Background: The specificity of allergen skin prick testing to diagnose clinically relevant food allergy is controversial.
Objectives: To determine the specificity of the allergen weal diameter to correctly identify children who react on formal open food challenges.
Methods: Over a 9-year period children referred to a tertiary allergy clinic for the evaluation of suspected food allergy were prospectively studied. Allergen skin prick testing to cow milk, egg white and peanut extracts (Dome-Hollister-Stier, Spokane, WA, USA) was undertaken using a lancet technique. All children underwent open food challenges to the relevant food(s) in a hospital clinic. Challenges were classified as positive, if objective signs were seen; negative, if the child could tolerate normal quantities of the food, daily, for one week; or inconclusive if none of the former criteria were met.

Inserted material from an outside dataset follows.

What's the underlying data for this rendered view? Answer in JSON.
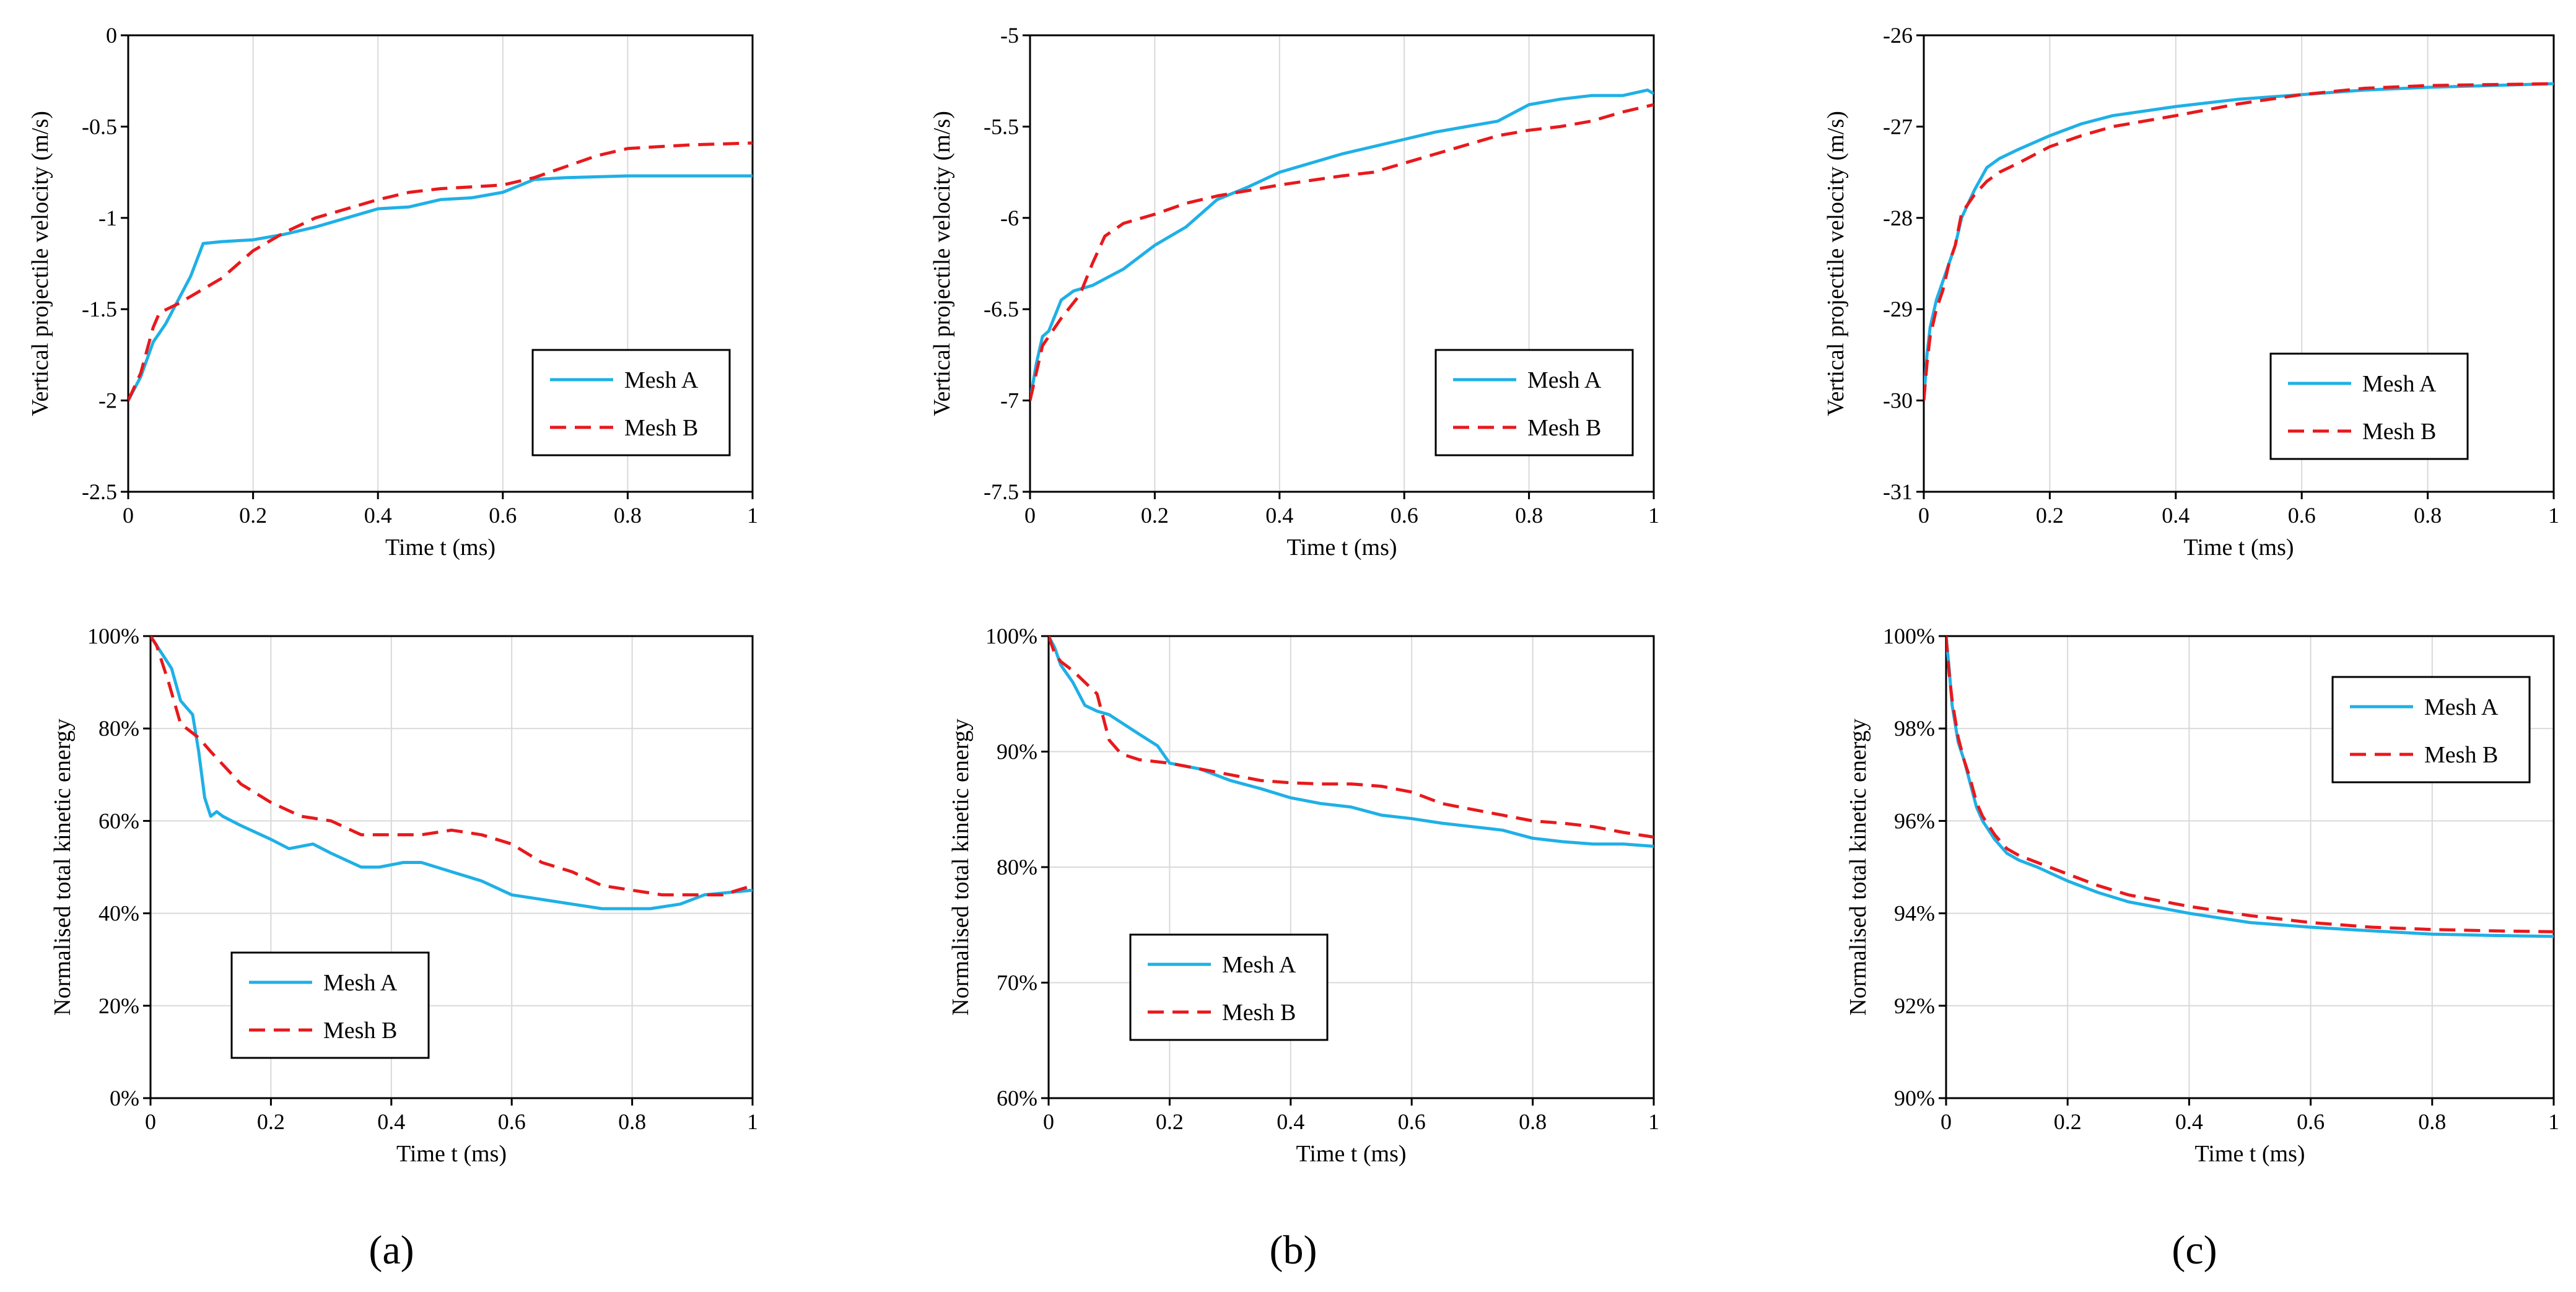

Results: Five hundred and fifty-five challenges were undertaken in 467 children: 339 challenges to cow milk, 121 to egg, and 95 to peanut. Fifty-five percentage of challenges were positive, 37% negative, and 8% inconclusive. For each food it was possible to identify a skin weal diameter at, and above, which negative reactions did not occur: cow milk, 8 mm; egg, 7 mm; peanut, 8 mm. In contrast, positive reactions could occur with a skin wheal diameter of 0 mm.
Conclusions: In this high risk referral population it was possible to define skin weal diameters to egg, milk and peanut above which open oral food challenges were positive (100% specificity). By utilizing these measurements the need for formal food challenges can be reduced.